At this wonderfully rich site called Lift UpYour Hearts (now sadly discontinued), I came across this lovely story and another timely reminder to go slow and rest awhile in this crazy world. The author is Lawrence W. Denef.
I sometimes want God to zoom across this world and transform it in a blinding flash but having experienced the slow Advent pace, Christmas and now the approaching Epiphany, Christ's style of ministry tells me that is not His way.
So the story .....
"A while ago I was in Tokyo for a Lutheran World Federation conference on
"Mission in the City." The crowds in the streets, at the airports, on the
subways, were like those in Ottawa on the first of July. One was literally
shoved into and out of buses and buildings. Often we were able to see only
the blur of persons in motions; we saw no faces.
In his opening remarks, the keynote speaker at the conference, a Japanese
theologian, asked us to reflect on the speed at which we are living.
"The
context in which most persons live is fast-moving urban life, with its
noise, its hustle and bustle, its dominant impersonal relationships," he
noted.
"People no longer see one another with faces, but as numbers and
replaceable units in productive processes and systems."
After a pause, he
contrasted our speed with God's pace. "Our God," he said, "is a
three-mile-an-hour God."
Leicester Square 11pm from a Series
by Oona Hassim here
That is the speed at which humans walk. That is
the speed at which Jesus wended his way through Galilee -- touching the
ill, chatting with widows, pausing in marketplaces to observe children at
play, plucking grain in the fields on a sabbath day.
"The sabbath was made
for humankind, and not humankind for the sabbath," he said. "Whoever does
not receive the kingdom of God as a little child will never enter it," he
said. "Which is easier, to say to the paralytic, 'Your sins are forgiven,'
or to say, 'Stand up and take your mat and walk'?" he said.
We were created in the image of a three-mile-an-hour God, and we have been
called to be partners in ministry with a three-mile-an-hour God.
There will
be no growth among us unless we stop running: no increase in understanding,
no growth in faith, no sight for the blind, no help for the poor, no
compassion for the outcast (and, for that matter, no increase in the
numbers of the faithful) -- unless we stop running.

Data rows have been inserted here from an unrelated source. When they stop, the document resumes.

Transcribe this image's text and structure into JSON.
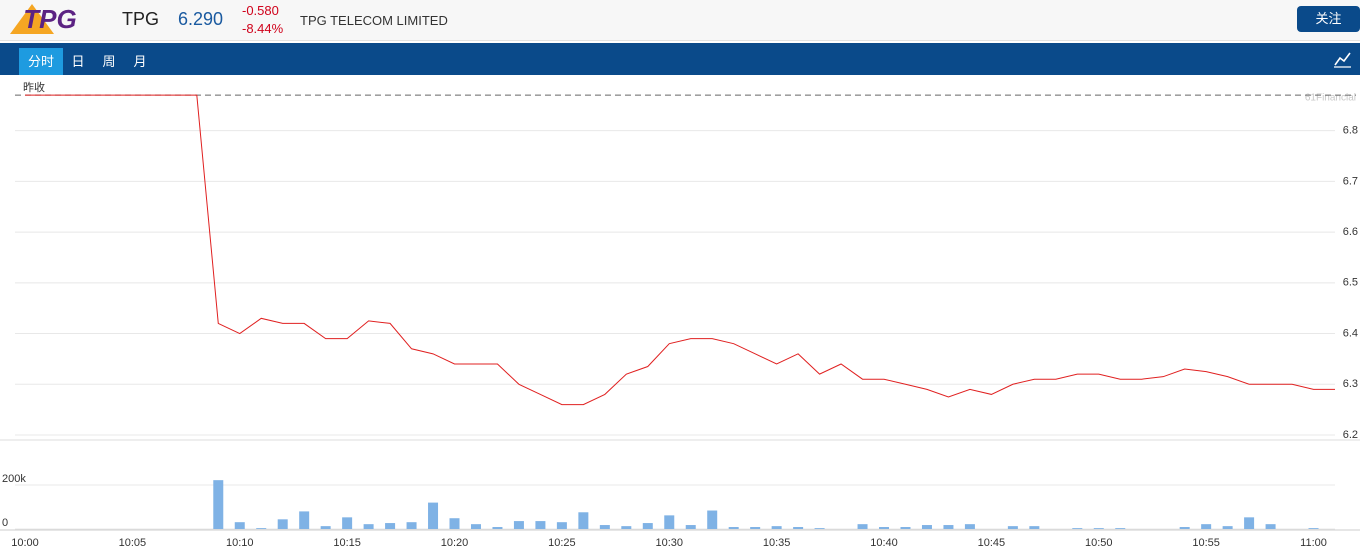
{
  "header": {
    "logo": "TPG",
    "symbol": "TPG",
    "price": "6.290",
    "change": "-0.580",
    "change_pct": "-8.44%",
    "name": "TPG TELECOM LIMITED",
    "follow_button": "关注"
  },
  "tabs": [
    "分时",
    "日",
    "周",
    "月"
  ],
  "watermark": "61Financial",
  "chart_data": [
    {
      "type": "line",
      "categories": [
        "10:00",
        null,
        null,
        null,
        null,
        "10:05",
        null,
        null,
        null,
        null,
        "10:10",
        null,
        null,
        null,
        null,
        "10:15",
        null,
        null,
        null,
        null,
        "10:20",
        null,
        null,
        null,
        null,
        "10:25",
        null,
        null,
        null,
        null,
        "10:30",
        null,
        null,
        null,
        null,
        "10:35",
        null,
        null,
        null,
        null,
        "10:40",
        null,
        null,
        null,
        null,
        "10:45",
        null,
        null,
        null,
        null,
        "10:50",
        null,
        null,
        null,
        null,
        "10:55",
        null,
        null,
        null,
        null,
        "11:00",
        null
      ],
      "color": "#e02020",
      "values": [
        6.87,
        6.87,
        6.87,
        6.87,
        6.87,
        6.87,
        6.87,
        6.87,
        6.87,
        6.42,
        6.4,
        6.43,
        6.42,
        6.42,
        6.39,
        6.39,
        6.425,
        6.42,
        6.37,
        6.36,
        6.34,
        6.34,
        6.34,
        6.3,
        6.28,
        6.26,
        6.26,
        6.28,
        6.32,
        6.335,
        6.38,
        6.39,
        6.39,
        6.38,
        6.36,
        6.34,
        6.36,
        6.32,
        6.34,
        6.31,
        6.31,
        6.3,
        6.29,
        6.275,
        6.29,
        6.28,
        6.3,
        6.31,
        6.31,
        6.32,
        6.32,
        6.31,
        6.31,
        6.315,
        6.33,
        6.325,
        6.315,
        6.3,
        6.3,
        6.3,
        6.29,
        6.29
      ],
      "reference_line": {
        "label": "昨收",
        "value": 6.87
      },
      "ylim": [
        6.2,
        6.89
      ],
      "yticks": [
        6.2,
        6.3,
        6.4,
        6.5,
        6.6,
        6.7,
        6.8
      ],
      "grid": true
    },
    {
      "type": "bar",
      "color": "#7fb2e5",
      "values": [
        0,
        0,
        0,
        0,
        0,
        0,
        0,
        0,
        0,
        222000,
        31000,
        4000,
        44000,
        80000,
        13000,
        53000,
        22000,
        27000,
        31000,
        120000,
        49000,
        22000,
        9000,
        36000,
        36000,
        31000,
        76000,
        18000,
        13000,
        27000,
        62000,
        18000,
        84000,
        9000,
        9000,
        13000,
        9000,
        4000,
        0,
        22000,
        9000,
        9000,
        18000,
        18000,
        22000,
        0,
        13000,
        13000,
        0,
        4000,
        4000,
        4000,
        0,
        0,
        9000,
        22000,
        13000,
        53000,
        22000,
        0,
        4000,
        0
      ],
      "ylim": [
        0,
        400000
      ],
      "yticks": [
        0,
        {
          "value": 200000,
          "label": "200k"
        }
      ],
      "grid": true
    }
  ]
}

This world on the run needs people who are moving slowly enough to weep
with those who weep and rejoice with those who rejoice;
people who are
moving slowly enough to notice smiles of joy and tears of sorrow;
people
who are moving slowly enough to reach out to those in pain, to comfort
those in suffering, to offer hope to those in despair.
A rabbi asked his students: "When will we know that in God's providence
darkness has turned to day?"
"When at a great distance you can tell the difference between a date palm
and a fig tree?" replied one.
"No," responded the rabbi.
"When at a great distance you can tell the difference between a sheep and
a goat?" replied another.
"No," responded the rabbi.
"Day will have dawned when you look into the eyes of another person and
recognize there your brother or your sister."
"You are the salt of the earth . . . the light of the world," said Jesus.
You and I have inherited all of the past and are beginning points for all
of the future.
You and I have been empowered to unmask the illusion of
living by doing, of serving by running, and to rekindle in human hearts the
life-giving image of a three-mile-an-hour God.
When will we know that darkness has turned to day?
When, beyond the blur of persons in motion, we begin to see each other's faces.